Personal information
- Full name: John Thornhill
- Born: 14 July 1815 Hemingford Grey, Huntingdonshire, England
- Died: 28 January 1875 (aged 59) Boxworth, Cambridgeshire, England
- Batting: Unknown
- Relations: Charles Thornhill (brother) George Thornhill (brother)

Domestic team information
- 1840–1842: Marylebone Cricket Club

Career statistics
| Competition | First-class |
| Matches | 2 |
| Runs scored | 19 |
| Batting average | 6.33 |
| 100s/50s | –/– |
| Top score | 8 |
| Catches/stumpings | –/– |
- Source: Cricinfo, 11 May 2021

= John Thornhill =

English cricketer & clergyman (1815–1875)

John Thornhill (14 July 1815 – 28 January 1875) was an English first-class cricketer and clergyman.

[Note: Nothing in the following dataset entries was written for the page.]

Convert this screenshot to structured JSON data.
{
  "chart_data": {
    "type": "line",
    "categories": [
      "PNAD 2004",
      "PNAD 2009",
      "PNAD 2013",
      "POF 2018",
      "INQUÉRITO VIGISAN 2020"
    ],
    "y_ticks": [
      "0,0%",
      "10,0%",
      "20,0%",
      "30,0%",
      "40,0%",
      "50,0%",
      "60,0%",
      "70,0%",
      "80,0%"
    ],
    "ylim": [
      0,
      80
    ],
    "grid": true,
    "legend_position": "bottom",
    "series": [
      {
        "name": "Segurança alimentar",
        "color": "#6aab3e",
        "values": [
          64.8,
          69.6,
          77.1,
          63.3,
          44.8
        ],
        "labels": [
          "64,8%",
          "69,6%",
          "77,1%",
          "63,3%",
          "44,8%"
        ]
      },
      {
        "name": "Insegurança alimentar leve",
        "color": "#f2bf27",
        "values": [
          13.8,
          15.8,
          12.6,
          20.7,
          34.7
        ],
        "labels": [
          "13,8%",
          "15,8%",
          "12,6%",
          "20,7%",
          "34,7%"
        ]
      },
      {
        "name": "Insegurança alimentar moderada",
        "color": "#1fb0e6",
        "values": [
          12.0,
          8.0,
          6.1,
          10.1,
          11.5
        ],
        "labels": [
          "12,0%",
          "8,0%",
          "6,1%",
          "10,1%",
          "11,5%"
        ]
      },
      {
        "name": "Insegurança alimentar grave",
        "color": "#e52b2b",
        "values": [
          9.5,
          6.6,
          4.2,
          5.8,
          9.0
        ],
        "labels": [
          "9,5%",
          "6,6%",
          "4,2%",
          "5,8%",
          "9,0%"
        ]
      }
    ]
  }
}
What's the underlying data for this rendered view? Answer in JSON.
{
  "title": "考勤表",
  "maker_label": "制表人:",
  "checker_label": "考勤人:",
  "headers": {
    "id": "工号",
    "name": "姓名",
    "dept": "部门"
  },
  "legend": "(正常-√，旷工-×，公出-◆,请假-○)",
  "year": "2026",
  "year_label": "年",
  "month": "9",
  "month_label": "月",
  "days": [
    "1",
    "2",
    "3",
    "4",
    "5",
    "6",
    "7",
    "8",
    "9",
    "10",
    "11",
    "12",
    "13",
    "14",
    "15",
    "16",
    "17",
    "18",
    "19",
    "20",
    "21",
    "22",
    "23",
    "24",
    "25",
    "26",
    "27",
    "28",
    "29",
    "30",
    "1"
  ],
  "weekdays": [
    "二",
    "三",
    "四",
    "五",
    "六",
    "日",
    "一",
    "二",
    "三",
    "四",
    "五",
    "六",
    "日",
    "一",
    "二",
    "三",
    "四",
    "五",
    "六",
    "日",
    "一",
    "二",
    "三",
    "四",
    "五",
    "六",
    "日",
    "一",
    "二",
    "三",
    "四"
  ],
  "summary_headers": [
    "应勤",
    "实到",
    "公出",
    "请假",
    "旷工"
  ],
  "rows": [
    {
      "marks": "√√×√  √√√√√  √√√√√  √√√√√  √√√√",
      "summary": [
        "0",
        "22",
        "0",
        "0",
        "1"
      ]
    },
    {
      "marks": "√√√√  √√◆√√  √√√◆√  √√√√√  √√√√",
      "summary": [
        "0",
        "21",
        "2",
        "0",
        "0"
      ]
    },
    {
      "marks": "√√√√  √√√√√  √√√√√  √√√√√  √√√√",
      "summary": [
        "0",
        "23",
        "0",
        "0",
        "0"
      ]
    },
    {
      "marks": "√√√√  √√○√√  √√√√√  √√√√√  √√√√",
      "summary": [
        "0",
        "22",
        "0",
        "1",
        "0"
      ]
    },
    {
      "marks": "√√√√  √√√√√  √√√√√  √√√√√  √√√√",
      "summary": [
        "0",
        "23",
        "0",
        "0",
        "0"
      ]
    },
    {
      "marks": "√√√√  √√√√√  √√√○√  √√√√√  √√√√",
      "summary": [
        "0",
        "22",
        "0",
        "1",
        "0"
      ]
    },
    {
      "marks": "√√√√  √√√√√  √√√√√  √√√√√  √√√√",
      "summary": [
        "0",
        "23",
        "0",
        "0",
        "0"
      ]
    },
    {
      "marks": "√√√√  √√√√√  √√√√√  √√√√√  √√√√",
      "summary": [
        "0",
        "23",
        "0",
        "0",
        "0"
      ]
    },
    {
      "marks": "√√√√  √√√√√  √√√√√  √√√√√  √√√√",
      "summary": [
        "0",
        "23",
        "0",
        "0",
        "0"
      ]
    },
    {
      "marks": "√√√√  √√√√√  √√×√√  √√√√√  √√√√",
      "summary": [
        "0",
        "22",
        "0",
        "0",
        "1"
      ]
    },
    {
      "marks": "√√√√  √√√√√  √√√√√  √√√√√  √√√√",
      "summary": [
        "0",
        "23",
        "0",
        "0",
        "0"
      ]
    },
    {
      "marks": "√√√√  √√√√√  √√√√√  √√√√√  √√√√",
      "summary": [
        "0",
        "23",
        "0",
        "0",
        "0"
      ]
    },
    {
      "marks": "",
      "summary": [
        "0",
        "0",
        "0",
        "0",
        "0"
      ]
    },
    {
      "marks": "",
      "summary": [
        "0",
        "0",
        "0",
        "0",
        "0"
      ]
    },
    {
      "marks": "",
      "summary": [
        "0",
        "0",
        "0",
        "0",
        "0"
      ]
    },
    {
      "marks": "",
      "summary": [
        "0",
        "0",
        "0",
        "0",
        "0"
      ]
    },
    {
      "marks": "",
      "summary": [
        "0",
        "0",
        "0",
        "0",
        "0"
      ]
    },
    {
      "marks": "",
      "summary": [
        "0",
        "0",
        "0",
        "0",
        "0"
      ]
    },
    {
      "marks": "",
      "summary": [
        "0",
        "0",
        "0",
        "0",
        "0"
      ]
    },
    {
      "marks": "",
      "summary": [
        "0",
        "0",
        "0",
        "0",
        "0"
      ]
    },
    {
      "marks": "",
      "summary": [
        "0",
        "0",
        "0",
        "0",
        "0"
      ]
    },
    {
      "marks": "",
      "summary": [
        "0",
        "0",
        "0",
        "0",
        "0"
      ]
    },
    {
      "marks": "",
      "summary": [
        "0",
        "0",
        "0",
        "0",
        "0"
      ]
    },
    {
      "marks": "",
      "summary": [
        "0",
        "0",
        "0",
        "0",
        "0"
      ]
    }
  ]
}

The son of the politician George Thornhill, he was born in July 1815 at Hemingford Grey, Huntingdonshire. He was educated at Rugby School, before going up to St John's College, Cambridge. After graduating from Cambridge, he took holy orders in the Anglican Church, being ordained as a deacon at Durham Cathedral in 1838. His first ecclesiastical post was at Boxworth in Cambridgeshire, where he was appointed reverend in 1839. Thornhill was from a cricketing family, with his brothers Charles and George both playing first-class cricket. Thornhill himself played two first-class matches for the Marylebone Cricket Club, both against Cambridge University at Cambridge in 1840 and 1842. He scored 19 runs in his two matches, with a highest score of 8. From 1850 he was concurrently the reverend of Childerley, a hamlet to the south of Boxworth. Thornhill was also a justice of the peace for Cambridgeshire. He died at Boxworth in January 1875.